Cette seconde phase s’achève sur un seuil où c’est
le renoncement à soi-même qui est l’enjeu, à
tout désir propre, non pas comme résignation mais
comme acceptation, liberté évidemment difficilement
compréhensible pour tous ceux, à peine adultes,
en quête d’une liberté juvénile, d’une identité
sociale ou d’un pouvoir narcissique, etc...
3 - Troisième Phase
La troisième phase terminale est celle d’un désengagement
de tout lien à autrui dans ce qui peut apparaître
comme une indifférence qui est indifférenciation.
Celle-ci n’est pas de l’ordre de la confusion archaïque,
mais de l’ordre du repos existentiel que le seuil de la mort
parachève.
Dans tout ce tableau les temps ne sont pas mesurés, calibrés.
Les cultures, les époques leur donnent une mesure et un
visage particulier. Elles tendent parfois à les effacer
ou à les retenir comme pour les fixer. Les temps peuvent
être ainsi indéfiniment allongés ou raccourcis.

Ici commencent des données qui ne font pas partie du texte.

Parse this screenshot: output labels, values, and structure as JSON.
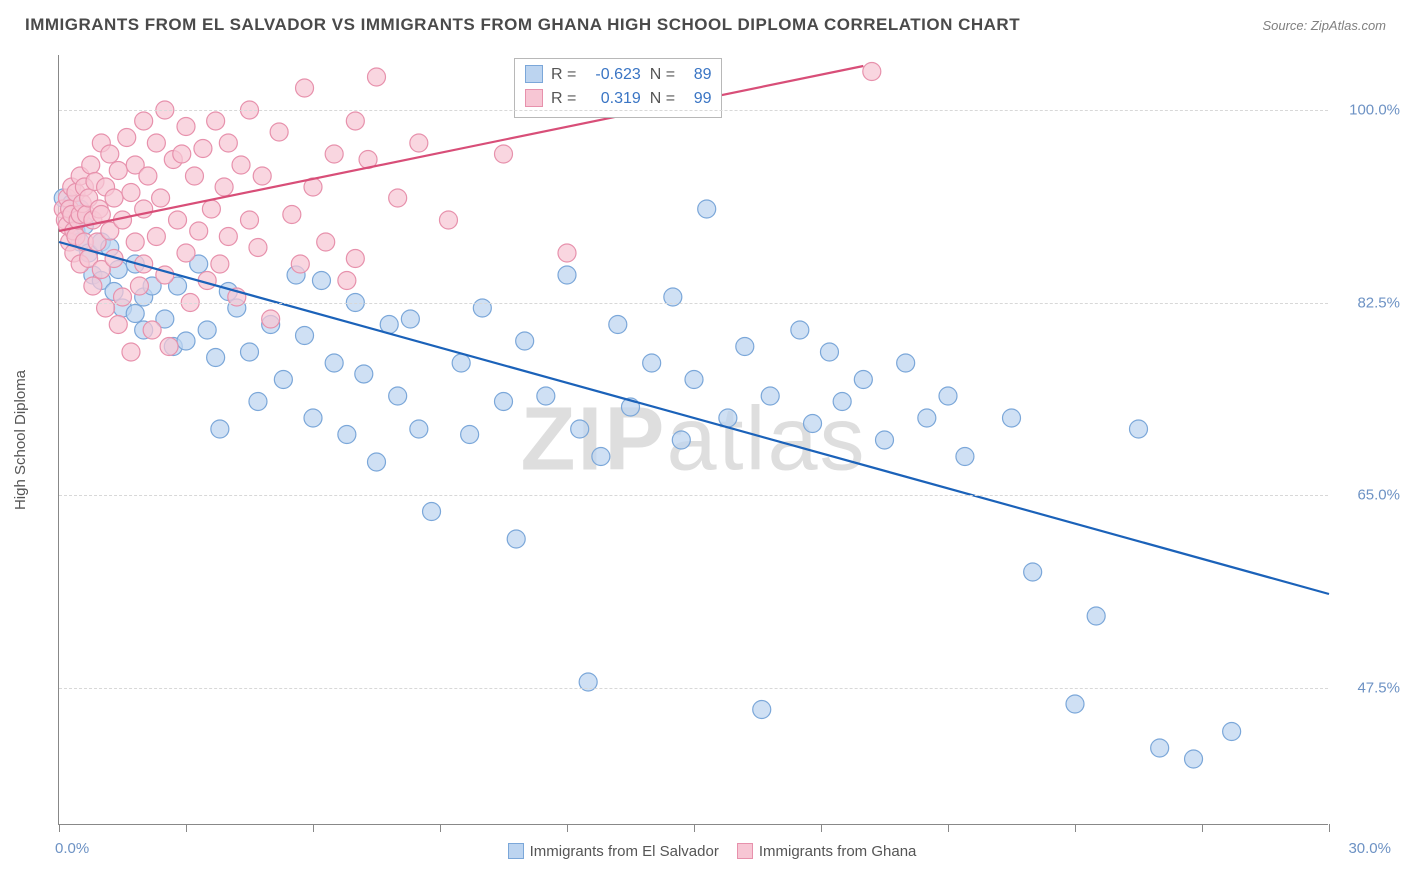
{
  "title": "IMMIGRANTS FROM EL SALVADOR VS IMMIGRANTS FROM GHANA HIGH SCHOOL DIPLOMA CORRELATION CHART",
  "source": "Source: ZipAtlas.com",
  "watermark": "ZIPatlas",
  "y_axis_label": "High School Diploma",
  "chart": {
    "type": "scatter-with-regression",
    "background_color": "#ffffff",
    "grid_color": "#d8d8d8",
    "axis_color": "#888888",
    "axis_label_color": "#555555",
    "tick_label_color": "#6d92c4",
    "tick_label_fontsize": 15,
    "title_fontsize": 17,
    "title_color": "#4a4a4a",
    "xlim": [
      0,
      30
    ],
    "ylim": [
      35,
      105
    ],
    "x_tick_positions": [
      0,
      3,
      6,
      9,
      12,
      15,
      18,
      21,
      24,
      27,
      30
    ],
    "x_first_label": "0.0%",
    "x_last_label": "30.0%",
    "y_ticks": [
      {
        "value": 47.5,
        "label": "47.5%"
      },
      {
        "value": 65.0,
        "label": "65.0%"
      },
      {
        "value": 82.5,
        "label": "82.5%"
      },
      {
        "value": 100.0,
        "label": "100.0%"
      }
    ],
    "series": [
      {
        "name": "Immigrants from El Salvador",
        "color_fill": "#bcd4f0",
        "color_stroke": "#7ba7d9",
        "marker_radius": 9,
        "marker_opacity": 0.72,
        "regression": {
          "x1": 0,
          "y1": 88,
          "x2": 30,
          "y2": 56,
          "color": "#1b62b9",
          "width": 2.2
        },
        "R": -0.623,
        "N": 89,
        "points": [
          [
            0.1,
            92
          ],
          [
            0.3,
            91.5
          ],
          [
            0.3,
            90.5
          ],
          [
            0.4,
            90
          ],
          [
            0.4,
            89
          ],
          [
            0.5,
            91
          ],
          [
            0.5,
            88
          ],
          [
            0.6,
            89.5
          ],
          [
            0.7,
            87
          ],
          [
            0.8,
            85
          ],
          [
            1.0,
            88
          ],
          [
            1.0,
            84.5
          ],
          [
            1.2,
            87.5
          ],
          [
            1.3,
            83.5
          ],
          [
            1.4,
            85.5
          ],
          [
            1.5,
            82
          ],
          [
            1.8,
            86
          ],
          [
            1.8,
            81.5
          ],
          [
            2.0,
            83
          ],
          [
            2.0,
            80
          ],
          [
            2.2,
            84
          ],
          [
            2.5,
            81
          ],
          [
            2.7,
            78.5
          ],
          [
            2.8,
            84
          ],
          [
            3.0,
            79
          ],
          [
            3.3,
            86
          ],
          [
            3.5,
            80
          ],
          [
            3.7,
            77.5
          ],
          [
            3.8,
            71
          ],
          [
            4.0,
            83.5
          ],
          [
            4.2,
            82
          ],
          [
            4.5,
            78
          ],
          [
            4.7,
            73.5
          ],
          [
            5.0,
            80.5
          ],
          [
            5.3,
            75.5
          ],
          [
            5.6,
            85
          ],
          [
            5.8,
            79.5
          ],
          [
            6.0,
            72
          ],
          [
            6.2,
            84.5
          ],
          [
            6.5,
            77
          ],
          [
            6.8,
            70.5
          ],
          [
            7.0,
            82.5
          ],
          [
            7.2,
            76
          ],
          [
            7.5,
            68
          ],
          [
            7.8,
            80.5
          ],
          [
            8.0,
            74
          ],
          [
            8.3,
            81
          ],
          [
            8.5,
            71
          ],
          [
            8.8,
            63.5
          ],
          [
            9.5,
            77
          ],
          [
            9.7,
            70.5
          ],
          [
            10.0,
            82
          ],
          [
            10.5,
            73.5
          ],
          [
            10.8,
            61
          ],
          [
            11.0,
            79
          ],
          [
            11.5,
            74
          ],
          [
            12.0,
            85
          ],
          [
            12.3,
            71
          ],
          [
            12.5,
            48
          ],
          [
            12.8,
            68.5
          ],
          [
            13.2,
            80.5
          ],
          [
            13.5,
            73
          ],
          [
            14.0,
            77
          ],
          [
            14.5,
            83
          ],
          [
            14.7,
            70
          ],
          [
            15.0,
            75.5
          ],
          [
            15.3,
            91
          ],
          [
            15.8,
            72
          ],
          [
            16.2,
            78.5
          ],
          [
            16.6,
            45.5
          ],
          [
            16.8,
            74
          ],
          [
            17.5,
            80
          ],
          [
            17.8,
            71.5
          ],
          [
            18.2,
            78
          ],
          [
            18.5,
            73.5
          ],
          [
            19.0,
            75.5
          ],
          [
            19.5,
            70
          ],
          [
            20.0,
            77
          ],
          [
            20.5,
            72
          ],
          [
            21.0,
            74
          ],
          [
            21.4,
            68.5
          ],
          [
            22.5,
            72
          ],
          [
            23.0,
            58
          ],
          [
            24.0,
            46
          ],
          [
            24.5,
            54
          ],
          [
            25.5,
            71
          ],
          [
            26.0,
            42
          ],
          [
            26.8,
            41
          ],
          [
            27.7,
            43.5
          ]
        ]
      },
      {
        "name": "Immigrants from Ghana",
        "color_fill": "#f7c6d4",
        "color_stroke": "#e791ac",
        "marker_radius": 9,
        "marker_opacity": 0.72,
        "regression": {
          "x1": 0,
          "y1": 89,
          "x2": 19,
          "y2": 104,
          "color": "#d84e78",
          "width": 2.2
        },
        "R": 0.319,
        "N": 99,
        "points": [
          [
            0.1,
            91
          ],
          [
            0.15,
            90
          ],
          [
            0.2,
            92
          ],
          [
            0.2,
            89.5
          ],
          [
            0.25,
            91
          ],
          [
            0.25,
            88
          ],
          [
            0.3,
            93
          ],
          [
            0.3,
            90.5
          ],
          [
            0.35,
            89
          ],
          [
            0.35,
            87
          ],
          [
            0.4,
            92.5
          ],
          [
            0.4,
            88.5
          ],
          [
            0.45,
            90
          ],
          [
            0.5,
            94
          ],
          [
            0.5,
            90.5
          ],
          [
            0.5,
            86
          ],
          [
            0.55,
            91.5
          ],
          [
            0.6,
            93
          ],
          [
            0.6,
            88
          ],
          [
            0.65,
            90.5
          ],
          [
            0.7,
            92
          ],
          [
            0.7,
            86.5
          ],
          [
            0.75,
            95
          ],
          [
            0.8,
            90
          ],
          [
            0.8,
            84
          ],
          [
            0.85,
            93.5
          ],
          [
            0.9,
            88
          ],
          [
            0.95,
            91
          ],
          [
            1.0,
            97
          ],
          [
            1.0,
            90.5
          ],
          [
            1.0,
            85.5
          ],
          [
            1.1,
            93
          ],
          [
            1.1,
            82
          ],
          [
            1.2,
            96
          ],
          [
            1.2,
            89
          ],
          [
            1.3,
            92
          ],
          [
            1.3,
            86.5
          ],
          [
            1.4,
            94.5
          ],
          [
            1.4,
            80.5
          ],
          [
            1.5,
            90
          ],
          [
            1.5,
            83
          ],
          [
            1.6,
            97.5
          ],
          [
            1.7,
            92.5
          ],
          [
            1.7,
            78
          ],
          [
            1.8,
            88
          ],
          [
            1.8,
            95
          ],
          [
            1.9,
            84
          ],
          [
            2.0,
            99
          ],
          [
            2.0,
            91
          ],
          [
            2.0,
            86
          ],
          [
            2.1,
            94
          ],
          [
            2.2,
            80
          ],
          [
            2.3,
            97
          ],
          [
            2.3,
            88.5
          ],
          [
            2.4,
            92
          ],
          [
            2.5,
            85
          ],
          [
            2.5,
            100
          ],
          [
            2.6,
            78.5
          ],
          [
            2.7,
            95.5
          ],
          [
            2.8,
            90
          ],
          [
            2.9,
            96
          ],
          [
            3.0,
            87
          ],
          [
            3.0,
            98.5
          ],
          [
            3.1,
            82.5
          ],
          [
            3.2,
            94
          ],
          [
            3.3,
            89
          ],
          [
            3.4,
            96.5
          ],
          [
            3.5,
            84.5
          ],
          [
            3.6,
            91
          ],
          [
            3.7,
            99
          ],
          [
            3.8,
            86
          ],
          [
            3.9,
            93
          ],
          [
            4.0,
            88.5
          ],
          [
            4.0,
            97
          ],
          [
            4.2,
            83
          ],
          [
            4.3,
            95
          ],
          [
            4.5,
            90
          ],
          [
            4.5,
            100
          ],
          [
            4.7,
            87.5
          ],
          [
            4.8,
            94
          ],
          [
            5.0,
            81
          ],
          [
            5.2,
            98
          ],
          [
            5.5,
            90.5
          ],
          [
            5.7,
            86
          ],
          [
            5.8,
            102
          ],
          [
            6.0,
            93
          ],
          [
            6.3,
            88
          ],
          [
            6.5,
            96
          ],
          [
            6.8,
            84.5
          ],
          [
            7.0,
            99
          ],
          [
            7.0,
            86.5
          ],
          [
            7.3,
            95.5
          ],
          [
            7.5,
            103
          ],
          [
            8.0,
            92
          ],
          [
            8.5,
            97
          ],
          [
            9.2,
            90
          ],
          [
            10.5,
            96
          ],
          [
            12.0,
            87
          ],
          [
            19.2,
            103.5
          ]
        ]
      }
    ],
    "legend_bottom": [
      {
        "swatch_fill": "#bcd4f0",
        "swatch_stroke": "#7ba7d9",
        "label": "Immigrants from El Salvador"
      },
      {
        "swatch_fill": "#f7c6d4",
        "swatch_stroke": "#e791ac",
        "label": "Immigrants from Ghana"
      }
    ],
    "stats_box": {
      "border_color": "#b8b8b8",
      "rows": [
        {
          "swatch_fill": "#bcd4f0",
          "swatch_stroke": "#7ba7d9",
          "R_label": "R =",
          "R": "-0.623",
          "N_label": "N =",
          "N": "89"
        },
        {
          "swatch_fill": "#f7c6d4",
          "swatch_stroke": "#e791ac",
          "R_label": "R =",
          "R": "0.319",
          "N_label": "N =",
          "N": "99"
        }
      ]
    }
  }
}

Ainsi, si la première période de retrait reste
encore relativement reconnue, acceptée, avec les images
des grands parents disponibles et bénévoles par
exemple ; la seconde et la troisième périodes sont
considérées trop souvent comme des anomalies à
éviter. C’est la même chose que de considérer
la mort comme un accident, fatal mais anormal.
Il est parfaitement justifié qu’il y ait une "prise
en charge" progressive des personnes âgées
par les communautés (familiales ou élargies).
Cependant, elle ne doit être, normalement, qu’à
la mesure du désengagement existentiel progressif, non
pas pour le freiner ou l’empêcher mais pour l’accompagner
au rythme du progrès de la personne. Les durées
en seraient changées.
La médicalisation, dans ce tableau de l’accompagnement,
doit alors être soigneusement différenciée
entre :
- l’accidentel qui ressortit des accidents
ou pathologies classiques ou spécifiques,
- le soutien qui participe de l’accompagnement
d’un retrait existentiel et qui doit être différent
selon les phases donc les "espaces" du désengagement.
L’ensemble des questions d’aides aux personnes
âgées peuvent être repensées en conséquence
et surtout réajustés bien des à priori,
des idées reçues, des tentatives idéalisées
mais inadaptées.
Le plus simple sera bien souvent le plus juste si les accompagnateurs,
les experts et décideurs reconnaissent et acceptent pour
eux et pour les autres les enjeux humains du vieillissement et
ainsi de ne pas lutter contre, les dissimuler ou les distordre,
mais d’en assumer la responsabilité.